Tell Me A Dragon: the Work of Jackie Morris
10 March 2014 - 25 June 2014
Two magnificent paintings of dragons featured in a calendar of Terry Pratchett’s best-selling Discworld novels take centre-stage in a new exhibition at Torquay Museum. The exhibition, entitled Tell Me a Dragon, features original stunning watercolour paintings by award-winning children’s author and illustrator, Jackie Morris.
The Discworld calendar dragons painted by Jackie gave her the idea for her own Tell Me a Dragon book, in which she dispels the fearsome reputation of these magical creatures. This is the first time that Jackie’s enchanting dragon paintings have been exhibited together.
The exhibition of paintings is supplemented by dragon-decorated objects from Torquay Museum’s own collections, ranging from magnificent Samurai swords to Torquay’s first ever gas lamp in the shape of a dragon (dated to 1834), and beautiful ceramics. The exhibition also tells the story of the myth and imagery of the dragon, from its origins in Asia to its adoption by the British monarchy.
An internationally published author and illustrator with over twenty children’s books to her name, Jackie trained at Bath Academy of Art and quickly established herself as an illustrator for national newspapers and magazines. Jackie has also illustrated books for former poet laureate Ted Hughes. She has won a string of awards, including the Welsh Book Council’s Best English Book of the Year.
“The idea for Tell Me a Dragon came while I was working on Terry Pratchett’s Disc World Calendar,” explains Jackie Morris. “In Pratchett’s Guards, Guards novel, there is a place where dragons sleep and wait to be summoned. They are created by the imagination of those who summon them.”

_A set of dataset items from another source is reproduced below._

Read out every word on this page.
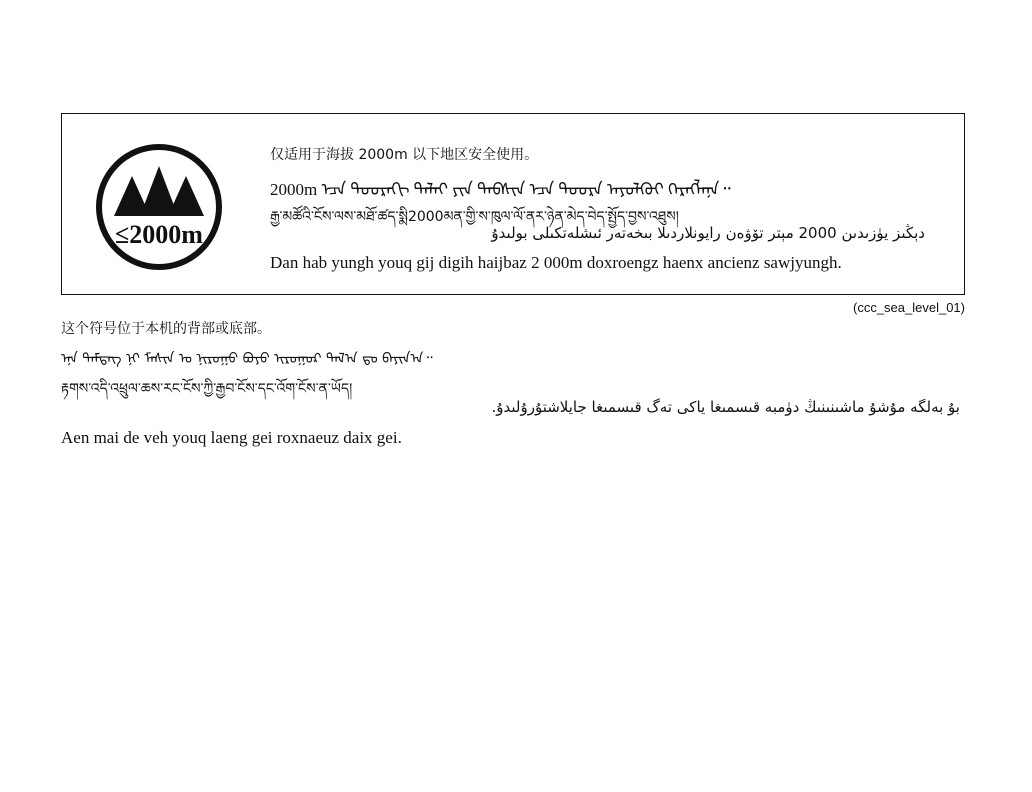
≤2000m
仅适用于海拔 2000m 以下地区安全使用。
2000m ᠡᠴᠡ ᠳᠣᠣᠷᠠᠬᠢ ᠳᠠᠯᠠᠢ ᠶᠢᠨ ᠲᠡᠪᠰᠢᠨ ᠡᠴᠡ ᠳᠣᠣᠷᠠ ᠠᠶᠤᠯᠭᠦᠢ ᠬᠡᠷᠡᠭᠯᠡᠨᠡ᠃
རྒྱ་མཚོའི་ངོས་ལས་མཐོ་ཚད་སྨི2000མན་གྱི་ས་ཁུལ་ལོ་ནར་ཉེན་མེད་བེད་སྤྱོད་བྱས་འཐུས།
دېڭىز يۈزىدىن 2000 مېتر تۆۋەن رايونلاردىلا بىخەتەر ئىشلەتكىلى بولىدۇ
Dan hab yungh youq gij digih haijbaz 2 000m doxroengz haenx ancienz sawjyungh.
(ccc_sea_level_01)
这个符号位于本机的背部或底部。
ᠡᠨᠡ ᠲᠡᠮᠳᠡᠭ ᠨᠢ ᠮᠠᠰᠢᠨ ᠤ ᠨᠢᠷᠤᠭᠤ ᠪᠤᠶᠤ ᠢᠷᠤᠭᠤᠷ ᠲᠠᠯ᠎ᠠ ᠳᠤ ᠪᠠᠶᠢᠨ᠎ᠠ᠃
རྟགས་འདི་འཕྲུལ་ཆས་རང་ངོས་ཀྱི་རྒྱབ་ངོས་དང་འོག་ངོས་ན་ཡོད།
بۇ بەلگە مۇشۇ ماشىنىنىڭ دۈمبە قىسمىغا ياكى تەگ قىسمىغا جايلاشتۇرۇلىدۇ.
Aen mai de veh youq laeng gei roxnaeuz daix gei.
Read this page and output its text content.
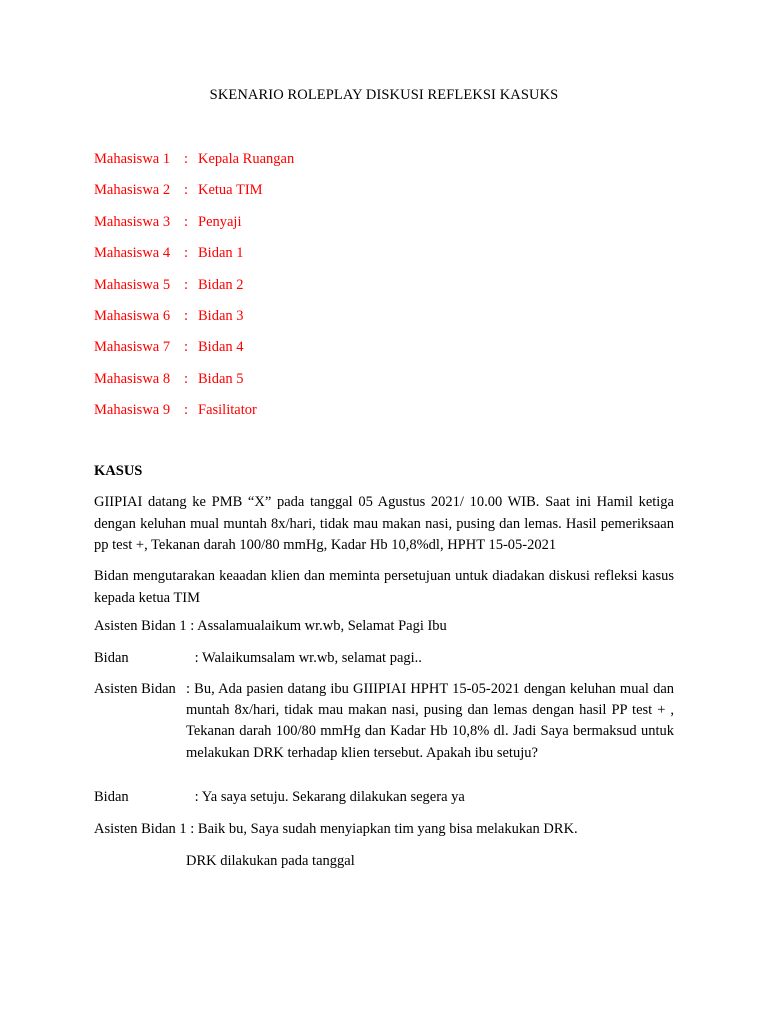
SKENARIO ROLEPLAY DISKUSI REFLEKSI KASUKS
Mahasiswa 1 : Kepala Ruangan
Mahasiswa 2 : Ketua TIM
Mahasiswa 3 : Penyaji
Mahasiswa 4 : Bidan 1
Mahasiswa 5 : Bidan 2
Mahasiswa 6 : Bidan 3
Mahasiswa 7 : Bidan 4
Mahasiswa 8 : Bidan 5
Mahasiswa 9 : Fasilitator
KASUS
GIIPIAI datang ke PMB “X” pada tanggal 05 Agustus 2021/ 10.00 WIB. Saat ini Hamil ketiga dengan keluhan mual muntah 8x/hari, tidak mau makan nasi, pusing dan lemas. Hasil pemeriksaan pp test +, Tekanan darah 100/80 mmHg, Kadar Hb 10,8%dl, HPHT 15-05-2021
Bidan mengutarakan keaadan klien dan meminta persetujuan untuk diadakan diskusi refleksi kasus kepada ketua TIM
Asisten Bidan 1 : Assalamualaikum wr.wb, Selamat Pagi Ibu
Bidan	: Walaikumsalam wr.wb, selamat pagi..
Asisten Bidan : Bu, Ada pasien datang ibu GIIIPIAI HPHT 15-05-2021 dengan keluhan mual dan muntah 8x/hari, tidak mau makan nasi, pusing dan lemas dengan hasil PP test + , Tekanan darah 100/80 mmHg dan Kadar Hb 10,8% dl. Jadi Saya bermaksud untuk melakukan DRK terhadap klien tersebut. Apakah ibu setuju?
Bidan	: Ya saya setuju. Sekarang dilakukan segera ya
Asisten Bidan 1 : Baik bu, Saya sudah menyiapkan tim yang bisa melakukan DRK.
DRK dilakukan pada tanggal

“So, when I was working in schools I began to ask children, ‘If you had a dragon, what would it look like?’ Some answers were very simple, but some lit the children's imagination until the air echoed with the sound of dragon wings!”
“One day someone asked me, if I had a dragon, what would it be like? I realized that almost every day it would be different. Some days I would like a big dragon to fight battles for me, sometimes a small dragon to curl around my ear and tell me stories. Each day a different dragon, but each one mine - and so I wrote Tell Me a Dragon.”
Signed copies of Tell Me a Dragon, and a dozen of Jackie’s other magical children’s titles, are available from Torquay Museum’s shop. Many of the stunning original watercolours featured in the exhibition are also for sale, as well as signed limited edition prints of a number of the paintings.